Семен Бабаевский. Собрание сочинений в 5 томах. Том 3
Шрифт:
— Алексей Фомич, вам все это требуется для лекции? — спросила Медянникова. — Можете брать в парткабинете. Все, что будет нужно.
— Может, сегодня пойти в парткабинет? — спросил Чижов. — Чего же ждать?
— Да, да, ждать не надо, — согласился Холмов.
И хотя Медянникова больше не говорила о лекции, Холмов понимал, что пришла она к нему не ради разговора о газе и телефоне и уж конечно не для того, чтобы выслушивать жалобы Чижова. Она не стала больше говорить о лекции, видимо, считала, что вопрос этот решен и лишний раз напоминать об этом Холмову нет нужды.
Когда Медянникова, сославшись на занятость, ушла, Холмов позвал
— Ну, Виктор, берись-ка за дело, и берись всерьез. Нужна лекция о Ленине.
— Понимаю. — Чижов с деловой готовностью раскрыл записную книжку и что-то пометил на листке. — Когда нужно?
— Десять дней хватит?
— Вполне! Будет сделано. Размер?
— На час, не больше. — И Холмов строго посмотрел на Чижова. — Только вот что, Виктор. Дело это серьезное. Это тебе не какой-либо доклад о развитии животноводства или заготовке кормов. Лекция о Ленине!
— Я вас понял!
Чижов стоял на вытяжку, руки по швам, и в глазах его было столько сахара и неприятной услужливости, что Холмов отвернулся и сказал:
— Хорошо, можешь приступать к делу.
«И что это у него в глазах? — думал Холмов, оставшись один на веранде. — Почему раньше никогда я этого не замечал? Сколько знаю Чижова, всегда он смотрел на меня по-человечески, нормально. Почему же в его глазах появилось это жалостливое ко мне выражение? Неужели потому, что я стал пенсионером? Смотрит на меня так, будто видит во мне что-то непривычное. И эти его слова: „Я вас понял“, „Будет сделано“. Может, Ольга права? Пусть Чижов уезжает. Как-нибудь обойдусь и без него. Ольга назвала его слугой. Это нехорошо и несправедливо. Никакой он не слуга. Просто приехал помочь мне устроиться на новом месте. Поживет еще немного и уедет…»
Глава 13
Еще тогда, в райкоме, когда Медянникова говорила ему, что в Береговом «есть Мария Игнатьевна Прохорова, милейшая женщина, старая большевичка», у Холмова мелькнула мысль о девушке из станицы Весленеевской. Та девушка тоже была Прохоровой. И имя ее — Мария. Только в Весленеевской звали ее не Марией, не Марусей, не Машей, а Маней — по-казачьи. В те далекие годы на всем Прикубанье Маня Прохорова была первая девушка-казачка, смело порвавшая со своими родителями, людьми обеспеченными, богомольными, и решительно связавшая свою судьбу с комсомолом.

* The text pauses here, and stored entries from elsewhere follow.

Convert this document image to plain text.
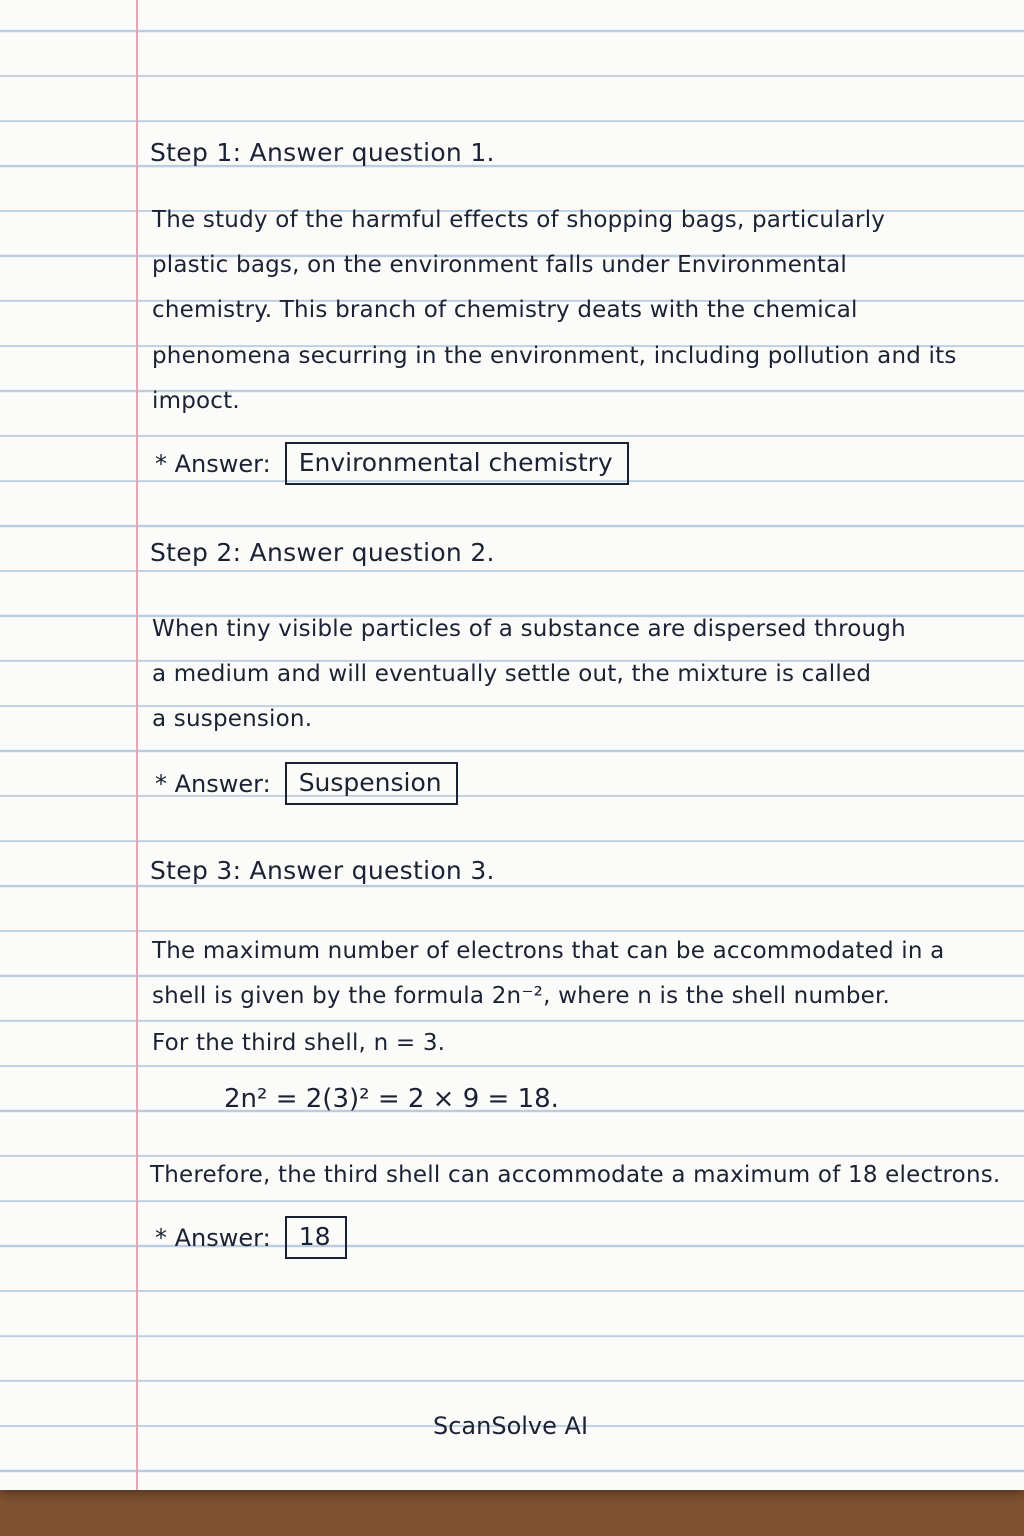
Step 1: Answer question 1.
The study of the harmful effects of shopping bags, particularly
plastic bags, on the environment falls under Environmental
chemistry. This branch of chemistry deats with the chemical
phenomena securring in the environment, including pollution and its
impoct.
* Answer:	Environmental chemistry
Step 2: Answer question 2.
When tiny visible particles of a substance are dispersed through
a medium and will eventually settle out, the mixture is called
a suspension.
* Answer:	Suspension
Step 3: Answer question 3.
The maximum number of electrons that can be accommodated in a
shell is given by the formula 2n⁻², where n is the shell number.
For the third shell, n = 3.
2n² = 2(3)² = 2 × 9 = 18.
Therefore, the third shell can accommodate a maximum of 18 electrons.
* Answer:	18
ScanSolve AI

Мысль о том, что та девушка, которая состояла в станичной ячейки комсомола и которую он когда-то любил, и есть Мария Игнатьевна Прохорова, вот уже много дней не давала Холмову покоя. Спросить же у Медянниковой, кто она, эта старая большевичка, откуда родом и давно ли проживает в Береговом, Холмов постеснялся.

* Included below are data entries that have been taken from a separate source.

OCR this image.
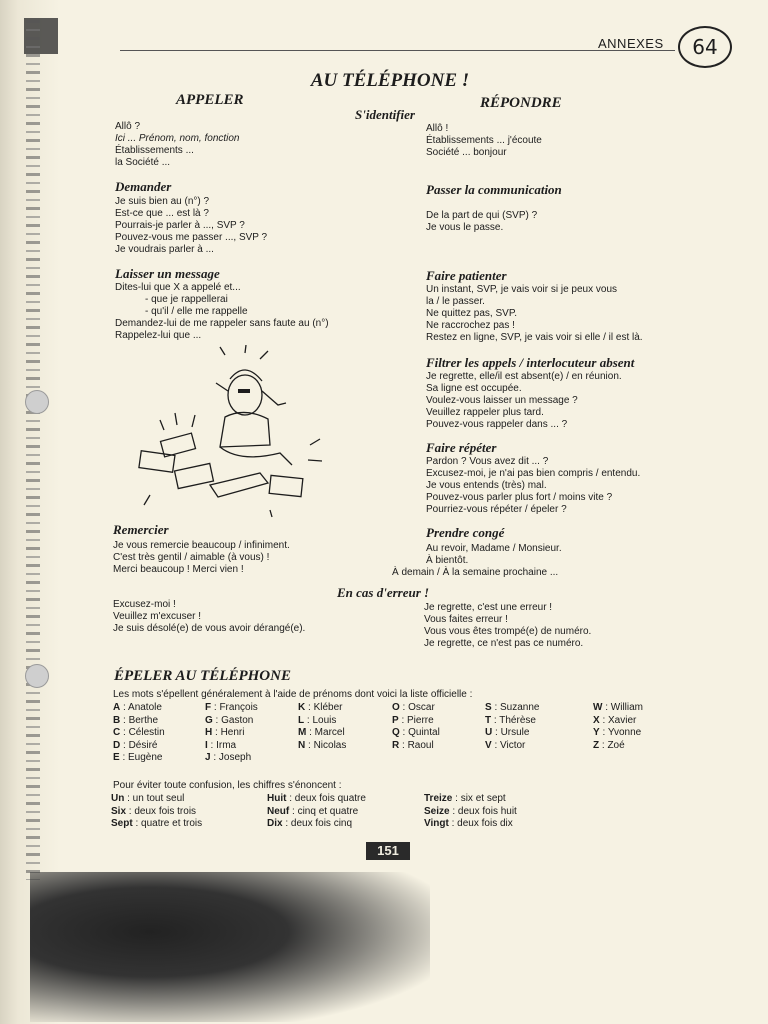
ANNEXES	64
AU TÉLÉPHONE !
APPELER	RÉPONDRE
S'identifier
Allô ?
Ici ... Prénom, nom, fonction
Établissements ...
la Société ...
Allô !
Établissements ... j'écoute
Société ... bonjour
Demander
Je suis bien au (n°) ?
Est-ce que ... est là ?
Pourrais-je parler à ..., SVP ?
Pouvez-vous me passer ..., SVP ?
Je voudrais parler à ...
Passer la communication
De la part de qui (SVP) ?
Je vous le passe.
Laisser un message
Dites-lui que X a appelé et...
- que je rappellerai
- qu'il / elle me rappelle
Demandez-lui de me rappeler sans faute au (n°)
Rappelez-lui que ...
Faire patienter
Un instant, SVP, je vais voir si je peux vous
la / le passer.
Ne quittez pas, SVP.
Ne raccrochez pas !
Restez en ligne, SVP, je vais voir si elle / il est là.
Filtrer les appels / interlocuteur absent
Je regrette, elle/il est absent(e) / en réunion.
Sa ligne est occupée.
Voulez-vous laisser un message ?
Veuillez rappeler plus tard.
Pouvez-vous rappeler dans ... ?
Faire répéter
Pardon ? Vous avez dit ... ?
Excusez-moi, je n'ai pas bien compris / entendu.
Je vous entends (très) mal.
Pouvez-vous parler plus fort / moins vite ?
Pourriez-vous répéter / épeler ?
Remercier
Je vous remercie beaucoup / infiniment.
C'est très gentil / aimable (à vous) !
Merci beaucoup ! Merci vien !
Prendre congé
Au revoir, Madame / Monsieur.
À bientôt.
À demain / À la semaine prochaine ...
En cas d'erreur !
Excusez-moi !
Veuillez m'excuser !
Je suis désolé(e) de vous avoir dérangé(e).
Je regrette, c'est une erreur !
Vous faites erreur !
Vous vous êtes trompé(e) de numéro.
Je regrette, ce n'est pas ce numéro.
ÉPELER AU TÉLÉPHONE
Les mots s'épellent généralement à l'aide de prénoms dont voici la liste officielle :
A : Anatole
B : Berthe
C : Célestin
D : Désiré
E : Eugène
F : François
G : Gaston
H : Henri
I : Irma
J : Joseph
K : Kléber
L : Louis
M : Marcel
N : Nicolas
O : Oscar
P : Pierre
Q : Quintal
R : Raoul
S : Suzanne
T : Thérèse
U : Ursule
V : Victor
W : William
X : Xavier
Y : Yvonne
Z : Zoé
Pour éviter toute confusion, les chiffres s'énoncent :
Un : un tout seul
Six : deux fois trois
Sept : quatre et trois
Huit : deux fois quatre
Neuf : cinq et quatre
Dix : deux fois cinq
Treize : six et sept
Seize : deux fois huit
Vingt : deux fois dix
151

Он не виделся с Маней Прохоровой с тех пор, как она уехала в Армавир на курсы пропагандистов и в Весленеевскую уже не вернулась. Ее направили на работу в Верхнереченский райком комсомола. Маня писала Холмову из Верхнереченска. Там она пробыла недолго. По путевке комсомола уехала на Дальний Восток. Через год Холмов получил письмо, в котором Маня писала, что вышла замуж. Письмо было короткое, без обратного адреса. Как сложилась дальнейшая судьба Мани Прохоровой, Холмов не знал. «Сколько же прошумело годков? — думал он. — Почти сорок… Трудно, трудно поверить, что эта старая большевичка и есть Маня Прохорова. Обязательно надо узнать адрес и навестить ее».

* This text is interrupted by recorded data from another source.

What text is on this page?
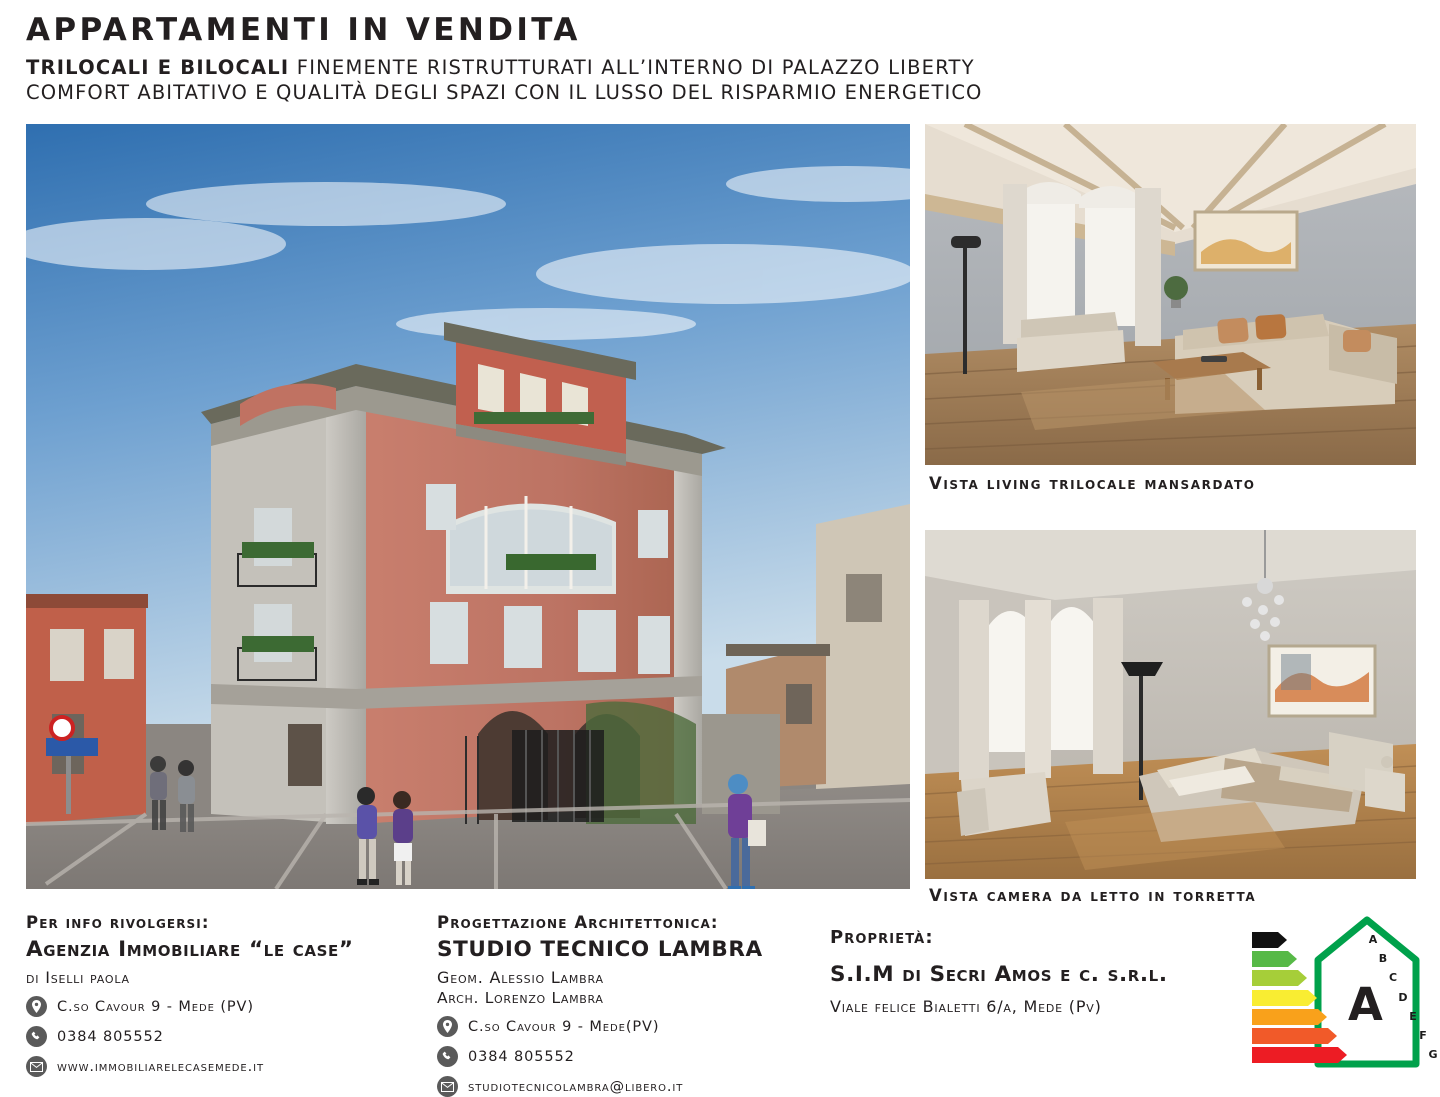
APPARTAMENTI IN VENDITA
TRILOCALI E BILOCALI FINEMENTE RISTRUTTURATI ALL’INTERNO DI PALAZZO LIBERTY
COMFORT ABITATIVO E QUALITÀ DEGLI SPAZI CON IL LUSSO DEL RISPARMIO ENERGETICO
Vista living trilocale mansardato
Vista camera da letto in torretta
Per info rivolgersi:
Agenzia Immobiliare “le case”
di Iselli paola
C.so Cavour 9 - Mede (PV)
0384 805552
www.immobiliarelecasemede.it
Progettazione Architettonica:
STUDIO TECNICO LAMBRA
Geom. Alessio Lambra
Arch. Lorenzo Lambra
C.so Cavour 9 - Mede(PV)
0384 805552
studiotecnicolambra@libero.it
Proprietà:
S.I.M di Secri Amos e c. s.r.l.
Viale felice Bialetti 6/a, Mede (Pv)	A
A
B
C
D
E
F
G
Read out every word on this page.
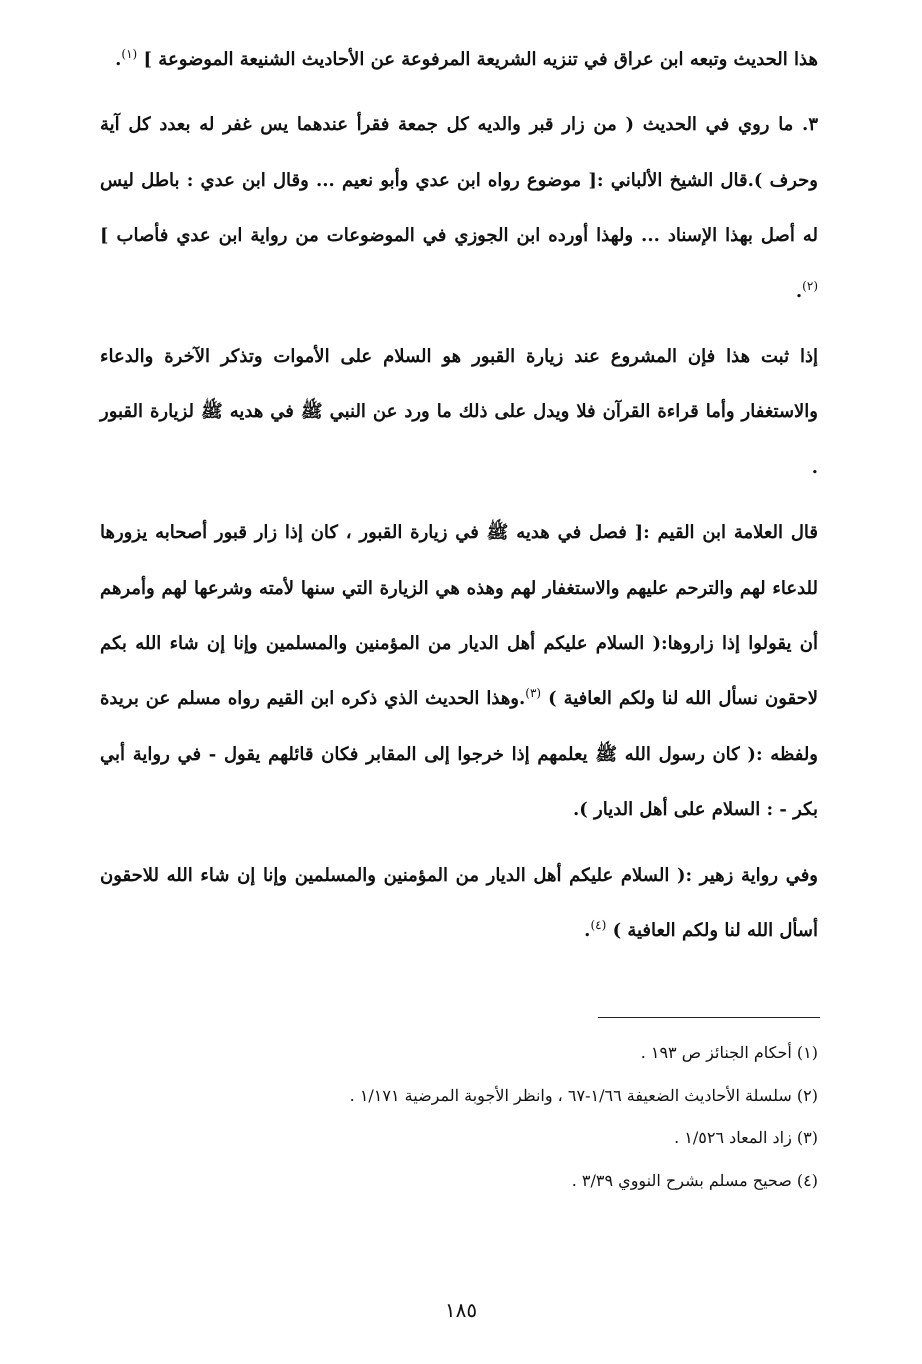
هذا الحديث وتبعه ابن عراق في تنزيه الشريعة المرفوعة عن الأحاديث الشنيعة الموضوعة ] $^{(١)}$.

٣. ما روي في الحديث ( من زار قبر والديه كل جمعة فقرأ عندهما يس غفر له بعدد كل آية وحرف ).قال الشيخ الألباني :[ موضوع رواه ابن عدي وأبو نعيم ... وقال ابن عدي : باطل ليس له أصل بهذا الإسناد ... ولهذا أورده ابن الجوزي في الموضوعات من رواية ابن عدي فأصاب ] $^{(٢)}$.

إذا ثبت هذا فإن المشروع عند زيارة القبور هو السلام على الأموات وتذكر الآخرة والدعاء والاستغفار وأما قراءة القرآن فلا ويدل على ذلك ما ورد عن النبي ﷺ في هديه ﷺ لزيارة القبور .

قال العلامة ابن القيم :[ فصل في هديه ﷺ في زيارة القبور ، كان إذا زار قبور أصحابه يزورها للدعاء لهم والترحم عليهم والاستغفار لهم وهذه هي الزيارة التي سنها لأمته وشرعها لهم وأمرهم أن يقولوا إذا زاروها:( السلام عليكم أهل الديار من المؤمنين والمسلمين وإنا إن شاء الله بكم لاحقون نسأل الله لنا ولكم العافية ) $^{(٣)}$.وهذا الحديث الذي ذكره ابن القيم رواه مسلم عن بريدة ولفظه :( كان رسول الله ﷺ يعلمهم إذا خرجوا إلى المقابر فكان قائلهم يقول - في رواية أبي بكر - : السلام على أهل الديار ).

وفي رواية زهير :( السلام عليكم أهل الديار من المؤمنين والمسلمين وإنا إن شاء الله للاحقون أسأل الله لنا ولكم العافية ) $^{(٤)}$.

(١) أحكام الجنائز ص ١٩٣ .

(٢) سلسلة الأحاديث الضعيفة ١/٦٦-٦٧ ، وانظر الأجوبة المرضية ١/١٧١ .

(٣) زاد المعاد ١/٥٢٦ .

(٤) صحيح مسلم بشرح النووي ٣/٣٩ .

١٨٥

Холмов позвал Чижова. Тот явился быстро, раскрыл свою записную книжку и приготовился записывать.
— Чем
занимаешься, Виктор? — спросил Холмов.— По вашему указанию готовлю лекцию!
— И как идут дела?
— Успешно!
— Вот что, Виктор. Лекцию пока отложи. Сходи в адресный стол и узнай, где проживает Мария Игнатьевна Прохорова. Сделай это сегодня же.
— Узнать адрес Марии Игнатьевны Прохоровой, — записывая, повторил Чижов. — Возраст ее вам известен? Важно для адресного стола. Быстрее отыщут…
— Приблизительно моих лет…
— Будет сделано! — уверенно заявил Чижов. — Алексей Фомич, считайте, что вы уже имеете адрес Марии Игнатьевны Прохоровой.
Как всегда, слово свое Чижов сдержал. В тот же день он не только узнал адрес Прохоровой, но и, вернувшись, рассказал Холмову, что живет она на южной окраине Берегового, в доме зятя, Якушина Дмитрия Степановича; что от центра города до квартиры Прохоровой будет примерно километра три, не больше; что если Холмов пожелает прогуляться, то он может пешком пройти по берегу; но что если захочет воспользоваться рейсовым автобусом, то следует ехать до конечной остановки.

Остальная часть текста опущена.